Turns out politicians do care about polls. They just pretended they didn’t.
Prime Minister Malcolm Turnbull has admitted what we all knew anyway – that politicians do care about the polls.
Speaking on last night’s 7.30, Mr Turnbull told Leigh Sales: “It’s like one of those things that every politician says, many politicians say: ‘We don’t look at the opinion polls. Nobody looks at opinion polls’.”
But he then blew it for all the other pollies with the blunt admission that they all actually did.
“Nobody looks at the polls with more attention than politicians,” he said.
To think they had us all fooled.
And just hours after he made the admission he would have been a very happy man, with the latest Newspoll showing Mr Turnbull has surged ahead of Labor for the first time since its first horrific and scarring budget.
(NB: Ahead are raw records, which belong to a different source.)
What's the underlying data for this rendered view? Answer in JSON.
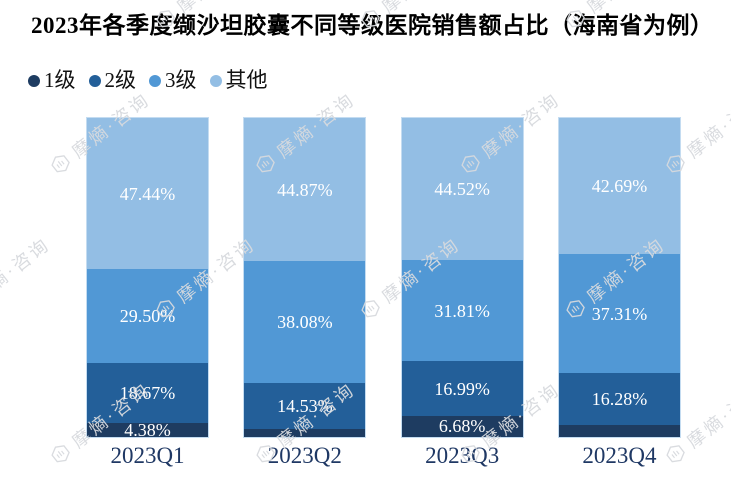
{
  "title": "2023年各季度缬沙坦胶囊不同等级医院销售额占比（海南省为例）",
  "watermark": {
    "text": "摩熵·咨询"
  },
  "chart_data": {
    "type": "bar",
    "stacked": true,
    "unit": "percent",
    "title": "2023年各季度缬沙坦胶囊不同等级医院销售额占比（海南省为例）",
    "categories": [
      "2023Q1",
      "2023Q2",
      "2023Q3",
      "2023Q4"
    ],
    "series": [
      {
        "name": "1级",
        "color": "#1E3C61",
        "values": [
          4.38,
          2.52,
          6.68,
          3.72
        ],
        "labels": [
          "4.38%",
          "",
          "6.68%",
          ""
        ]
      },
      {
        "name": "2级",
        "color": "#235F99",
        "values": [
          18.67,
          14.53,
          16.99,
          16.28
        ],
        "labels": [
          "18.67%",
          "14.53%",
          "16.99%",
          "16.28%"
        ]
      },
      {
        "name": "3级",
        "color": "#5198D5",
        "values": [
          29.5,
          38.08,
          31.81,
          37.31
        ],
        "labels": [
          "29.50%",
          "38.08%",
          "31.81%",
          "37.31%"
        ]
      },
      {
        "name": "其他",
        "color": "#93BEE4",
        "values": [
          47.44,
          44.87,
          44.52,
          42.69
        ],
        "labels": [
          "47.44%",
          "44.87%",
          "44.52%",
          "42.69%"
        ]
      }
    ],
    "ylim": [
      0,
      100
    ],
    "grid": false,
    "legend_position": "top-left",
    "axis_label_color": "#1F3864",
    "bar_label_color": "#ffffff"
  }
}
The poll put the PM as the most popular prime minister in more than five years, with 55 per cent rating him as the preferred Prime Minister. The Australian writes that this is the highest rating since Julia Gillard in July 2010 and 18 points greater than Mr Abbott’s last poll two weeks ago.
The Government has consistently trailed the opposition in more than 180 opinion polls.
But today’s Newspoll shows Bill Shorten’s support is now at the lowest level for any leader in six years giving the Coalition an election-winning lead over Labor, 51 per cent to 49 per cent, after preferences.
The Coalition’s primary vote jumped five points to 44 per cent. The Newspoll shows that this is its highest level since November 2013 and only 1.6 points below the result at the last election.
The Greens’ primary vote has dropped slightly to 11 per cent, while those in the “others” category remains unchanged at 10 per cent.